Note: Off-center hits cause the clubhead to rotate about it’s center of gravity causing a sideways movement of point of contact with the ball. This imparts side-spin to the ball which would normally cause an undesirable hooking or slicing effect. Horizontal face bulge is the built-in correction factor which compensates for this undesirable hooking and slicing side-spin by intentionally starting the ball farther out to the right on toe shots or left on heel shots. This allows the hooking or slicing spin to bring the ball back toward the intended line of flight or target.
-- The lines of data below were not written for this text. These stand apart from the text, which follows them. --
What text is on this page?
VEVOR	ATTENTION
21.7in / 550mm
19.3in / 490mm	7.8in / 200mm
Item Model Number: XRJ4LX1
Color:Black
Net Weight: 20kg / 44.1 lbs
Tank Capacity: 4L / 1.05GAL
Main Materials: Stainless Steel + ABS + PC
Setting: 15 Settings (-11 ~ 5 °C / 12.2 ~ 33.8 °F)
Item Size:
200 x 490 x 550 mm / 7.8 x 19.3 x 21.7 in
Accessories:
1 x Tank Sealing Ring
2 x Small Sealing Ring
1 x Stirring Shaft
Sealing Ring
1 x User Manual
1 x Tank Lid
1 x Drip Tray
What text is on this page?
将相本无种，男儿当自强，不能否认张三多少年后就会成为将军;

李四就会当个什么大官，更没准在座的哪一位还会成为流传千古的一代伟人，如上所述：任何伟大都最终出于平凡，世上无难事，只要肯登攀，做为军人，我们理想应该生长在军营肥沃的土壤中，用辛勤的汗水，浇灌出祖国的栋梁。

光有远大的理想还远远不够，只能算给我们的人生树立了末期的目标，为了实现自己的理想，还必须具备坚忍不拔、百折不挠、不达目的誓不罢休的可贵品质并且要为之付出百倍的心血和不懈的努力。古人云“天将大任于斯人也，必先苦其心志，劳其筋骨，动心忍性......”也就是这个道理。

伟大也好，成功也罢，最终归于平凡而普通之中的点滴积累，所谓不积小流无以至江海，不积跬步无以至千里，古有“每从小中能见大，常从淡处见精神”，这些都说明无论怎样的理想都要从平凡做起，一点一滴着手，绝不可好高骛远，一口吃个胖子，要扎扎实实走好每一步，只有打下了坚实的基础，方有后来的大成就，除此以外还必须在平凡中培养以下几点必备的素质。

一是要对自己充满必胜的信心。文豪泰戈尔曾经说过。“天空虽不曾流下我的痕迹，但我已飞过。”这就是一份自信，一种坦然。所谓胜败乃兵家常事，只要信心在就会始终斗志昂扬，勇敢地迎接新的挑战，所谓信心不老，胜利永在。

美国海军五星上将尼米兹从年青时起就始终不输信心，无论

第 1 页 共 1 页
TOO MUCH, TOO LITTLE AND CORRECT RADIUS 

Going Back to the old persimmon days, club makers kept experimenting for years and years. Here is an image of an old persimmon head with a 12” radius. 



As drivers changed to metal and then eventually titanium, a 10” or 11” radius was used extensively. When the eventual size of the titanium drivers of today, were finally controlled by the U.S.G.A., and were huge in comparison to the old persimmon heads, most O.E.M.s kept the 10” or 11” radius.

This made the faces of their driver heads appear really rounded or arched . Physics would seem to dictate that maybe this was too much of a radius to keep the desired gear effect on off-center miss-hits, on the much larger modern-day heads. My guess is that this would put more side-spin on the ball, and over emphasize the miss-hits. 

A simple diagram shows that as you increase the radius, the hitting surface becomes a little straighter.

When we switched to handling Tom Wishon’s line of driver heads, one of the reasons was that all his 919Thi heads have a 13” radius.


After years of hitting these heads and custom building hundreds of these drivers, we can report more fairways hit and dispersions were at least 50% better.

Looking down on these heads at address, just gives you a better feeling of not miss-hitting these. Click on the image above to go to a more in depth look at our Wishon 919Thi drivers.

Obviously, this was a great plug for our driver heads, but the purpose of this article was to make you aware of what the horizontal bulge is and why it is there. Wishon’s 13inch radius on his bulge plus the graduated vertical roll technology (GRT) makes his driver heads more consistent on miss-hits and keeps that ball in the fairway a lot more often.

The importance in understanding horizontal face bulge relates directly to analyzing  directional control on off-center hits. During the hitting evaluation phase in fitting analysis, it would be very easy to be tricked by what you actually see the ball doing in flight if this area of club design were overlooked.